Adjusted EBITDA (Unaudited)
Adjusted EBITDA is a non-GAAP financial measure that the Company defines as net income or loss (GAAP) plus adjustments for share-settled equity-based compensation, depletion, depreciation and amortization, impairment expense, mark-to-market on derivatives, premiums paid or received for commodity derivatives that matured during the period, accretion expense, gains or losses on disposal of assets, interest expense, income taxes and other non-recurring income and expenses. Adjusted EBITDA provides no information regarding a company's capital structure, borrowings, interest costs, capital expenditures, working capital movement or tax position. Adjusted EBITDA does not represent funds available for future discretionary use because it excludes funds required for debt service, capital expenditures, working capital, income taxes, franchise taxes and other commitments and obligations. However, management believes Adjusted EBITDA is useful to an investor in evaluating the Company's operating performance because this measure:
- is widely used by investors in the oil and natural gas industry to measure a company's operating performance without regard to items that can vary substantially from company to company depending upon accounting methods, the book value of assets, capital structure and the method by which assets were acquired, among other factors;
- helps investors to more meaningfully evaluate and compare the results of the Company's operations from period to period by removing the effect of its capital structure from its operating structure; and
- is used by management for various purposes, including as a measure of operating performance, in presentations to the Company's board of directors and as a basis for strategic planning and forecasting.
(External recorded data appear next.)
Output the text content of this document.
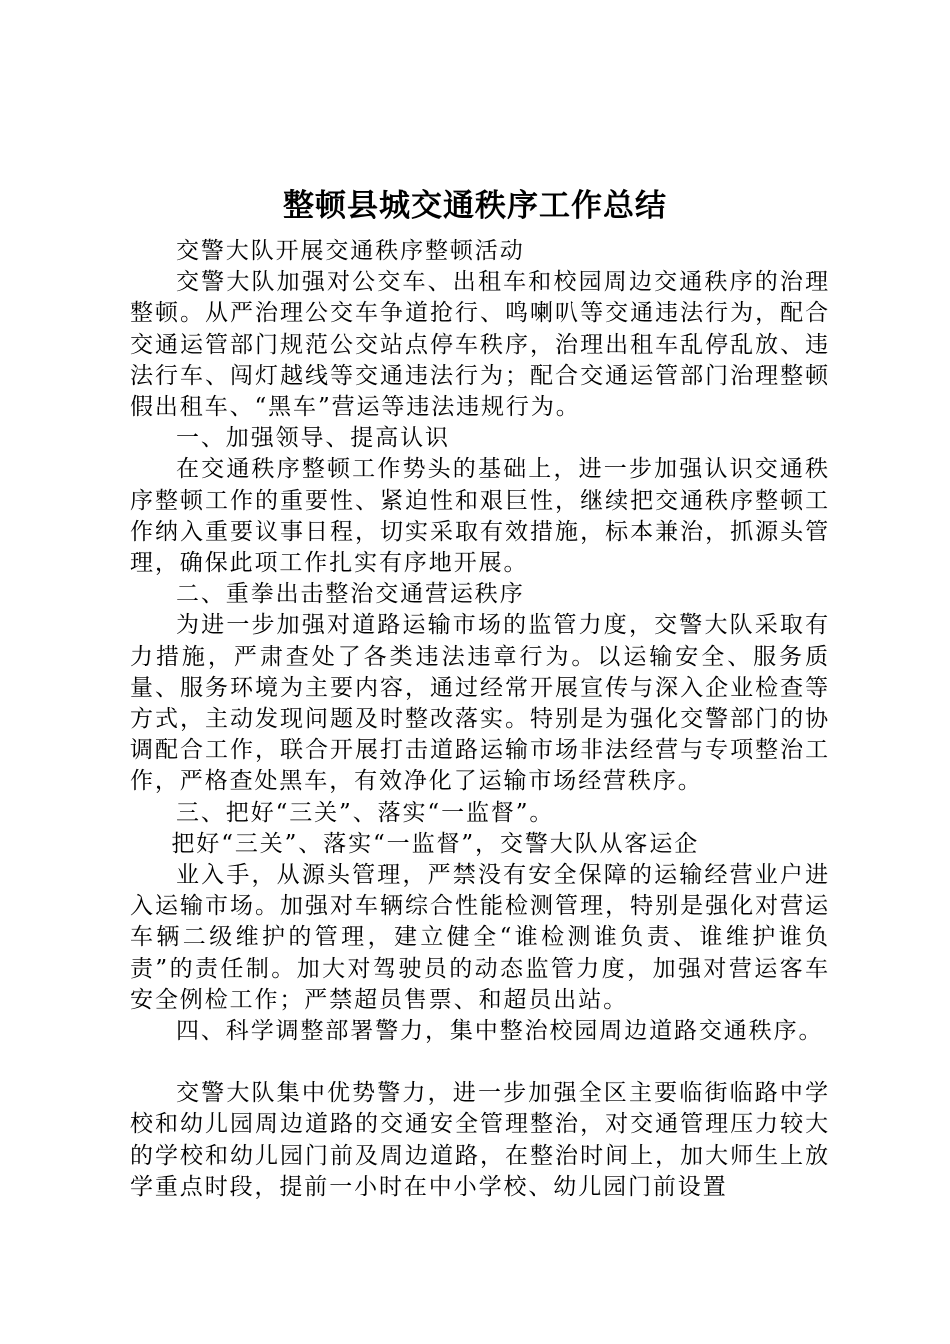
整顿县城交通秩序工作总结

交警大队开展交通秩序整顿活动

交警大队加强对公交车、出租车和校园周边交通秩序的治理整顿。从严治理公交车争道抢行、鸣喇叭等交通违法行为，配合交通运管部门规范公交站点停车秩序，治理出租车乱停乱放、违法行车、闯灯越线等交通违法行为；配合交通运管部门治理整顿假出租车、“黑车”营运等违法违规行为。

一、加强领导、提高认识

在交通秩序整顿工作势头的基础上，进一步加强认识交通秩序整顿工作的重要性、紧迫性和艰巨性，继续把交通秩序整顿工作纳入重要议事日程，切实采取有效措施，标本兼治，抓源头管理，确保此项工作扎实有序地开展。

二、重拳出击整治交通营运秩序

为进一步加强对道路运输市场的监管力度，交警大队采取有力措施，严肃查处了各类违法违章行为。以运输安全、服务质量、服务环境为主要内容，通过经常开展宣传与深入企业检查等方式，主动发现问题及时整改落实。特别是为强化交警部门的协调配合工作，联合开展打击道路运输市场非法经营与专项整治工作，严格查处黑车，有效净化了运输市场经营秩序。

三、把好“三关”、落实“一监督”。

把好“三关”、落实“一监督”，交警大队从客运企

业入手，从源头管理，严禁没有安全保障的运输经营业户进入运输市场。加强对车辆综合性能检测管理，特别是强化对营运车辆二级维护的管理，建立健全“谁检测谁负责、谁维护谁负责”的责任制。加大对驾驶员的动态监管力度，加强对营运客车安全例检工作；严禁超员售票、和超员出站。

四、科学调整部署警力，集中整治校园周边道路交通秩序。

交警大队集中优势警力，进一步加强全区主要临街临路中学校和幼儿园周边道路的交通安全管理整治，对交通管理压力较大的学校和幼儿园门前及周边道路，在整治时间上，加大师生上放学重点时段，提前一小时在中小学校、幼儿园门前设置
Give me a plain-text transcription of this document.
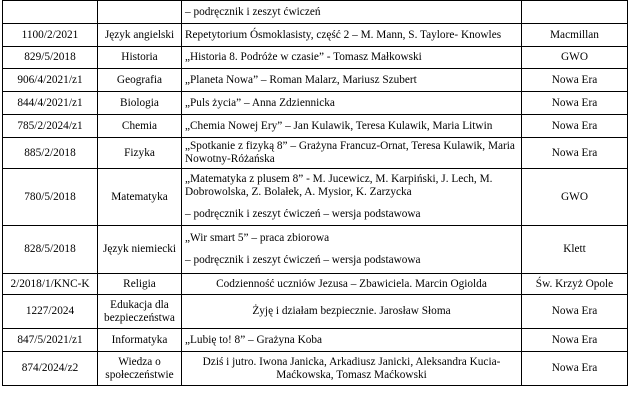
		– podręcznik i zeszyt ćwiczeń	

1100/2/2021	Język angielski	Repetytorium Ósmoklasisty, część 2 – M. Mann, S. Taylore- Knowles	Macmillan
829/5/2018	Historia	„Historia 8. Podróże w czasie” - Tomasz Małkowski	GWO
906/4/2021/z1	Geografia	„Planeta Nowa” – Roman Malarz, Mariusz Szubert	Nowa Era
844/4/2021/z1	Biologia	„Puls życia” – Anna Zdziennicka	Nowa Era
785/2/2024/z1	Chemia	„Chemia Nowej Ery” – Jan Kulawik, Teresa Kulawik, Maria Litwin	Nowa Era
885/2/2018	Fizyka	„Spotkanie z fizyką 8” – Grażyna Francuz-Ornat, Teresa Kulawik, Maria
Nowotny-Różańska	Nowa Era
780/5/2018	Matematyka	„Matematyka z plusem 8” - M. Jucewicz, M. Karpiński, J. Lech, M.
Dobrowolska, Z. Bolałek, A. Mysior, K. Zarzycka
– podręcznik i zeszyt ćwiczeń – wersja podstawowa	GWO
828/5/2018	Język niemiecki	„Wir smart 5” – praca zbiorowa
– podręcznik i zeszyt ćwiczeń – wersja podstawowa	Klett
2/2018/1/KNC-K	Religia	Codzienność uczniów Jezusa – Zbawiciela. Marcin Ogiolda	Św. Krzyż Opole
1227/2024	Edukacja dla bezpieczeństwa	Żyję i działam bezpiecznie. Jarosław Słoma	Nowa Era
847/5/2021/z1	Informatyka	„Lubię to! 8” – Grażyna Koba	Nowa Era
874/2024/z2	Wiedza o społeczeństwie	Dziś i jutro. Iwona Janicka, Arkadiusz Janicki, Aleksandra Kucia-
Maćkowska, Tomasz Maćkowski	Nowa Era
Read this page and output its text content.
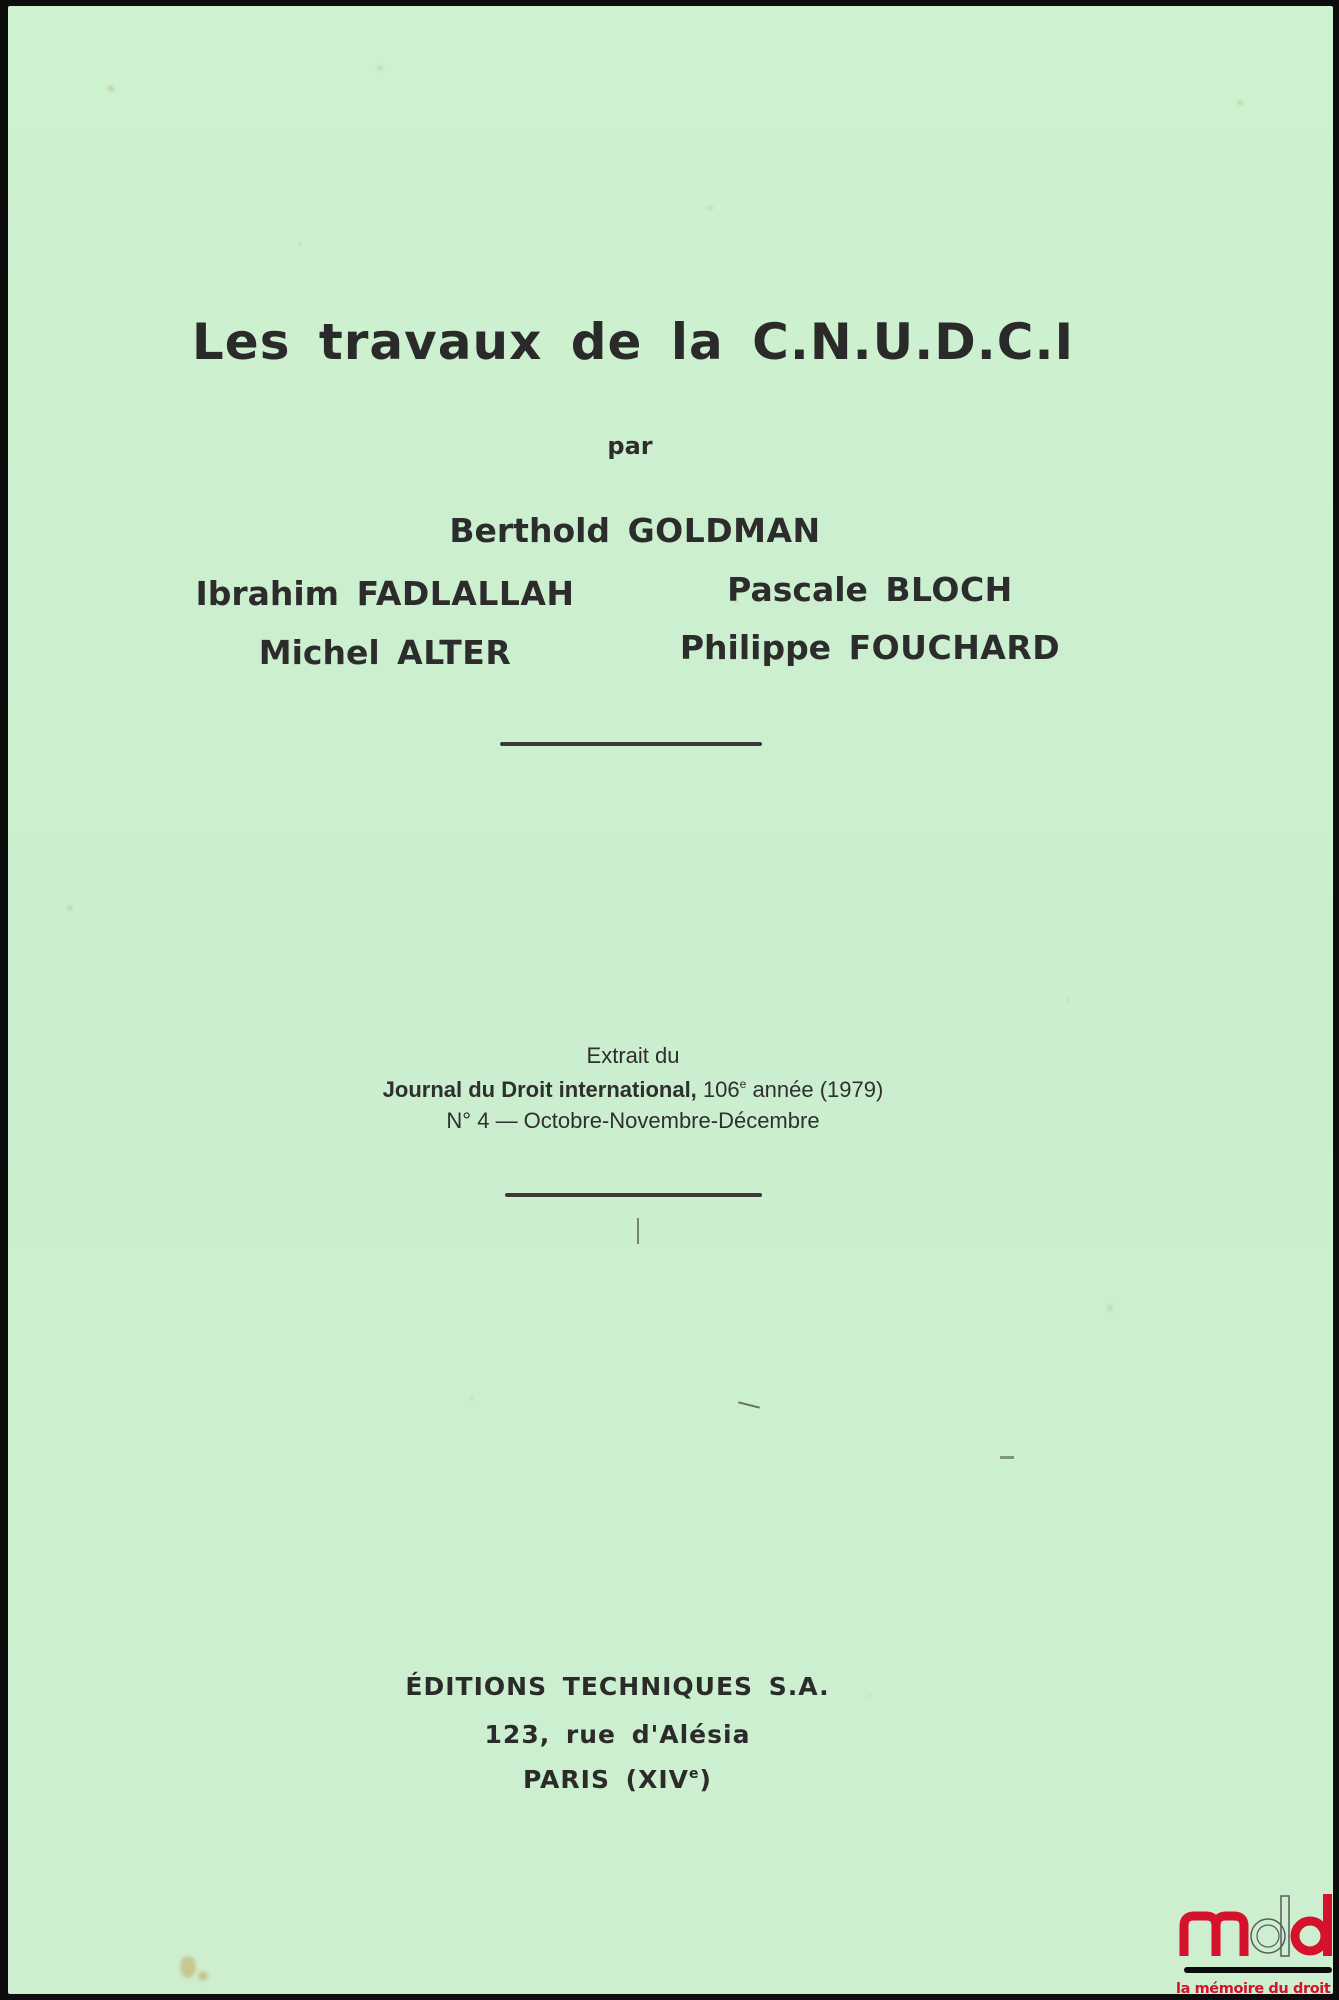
Les travaux de la C.N.U.D.C.I
par
Berthold GOLDMAN
Ibrahim FADLALLAH	Pascale BLOCH
Michel ALTER	Philippe FOUCHARD
Extrait du
Journal du Droit international, 106e année (1979)
N° 4 — Octobre-Novembre-Décembre
ÉDITIONS TECHNIQUES S.A.
123, rue d'Alésia
PARIS (XIVe)
la mémoire du droit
There are significant limitations to the use of Adjusted EBITDA as a measure of performance, including the inability to analyze the effect of certain recurring and non-recurring items that materially affect the Company's net income or loss and the lack of comparability of results of operations to different companies due to the different methods of calculating Adjusted EBITDA reported by different companies. The Company's measurements of Adjusted EBITDA for financial reporting as compared to compliance under its debt agreements differ.
Net Debt (Unaudited)
Net Debt, a non-GAAP financial measure, is calculated as the face value of long-term debt less cash and cash equivalents. Management believes Net Debt is useful to management and investors in determining the Company's leverage position since the Company has the ability, and may decide, to use a portion of its cash and cash equivalents to reduce debt.
Net Debt to TTM Adjusted EBITDA (Unaudited)
Net Debt to TTM Adjusted EBITDA is calculated as Net Debt divided by trailing twelve-month Adjusted EBITDA. Net Debt to Adjusted EBITDA is used by the Company's management for various purposes, including as a measure of operating performance, in presentations to its board of directors and as a basis for strategic planning and forecasting.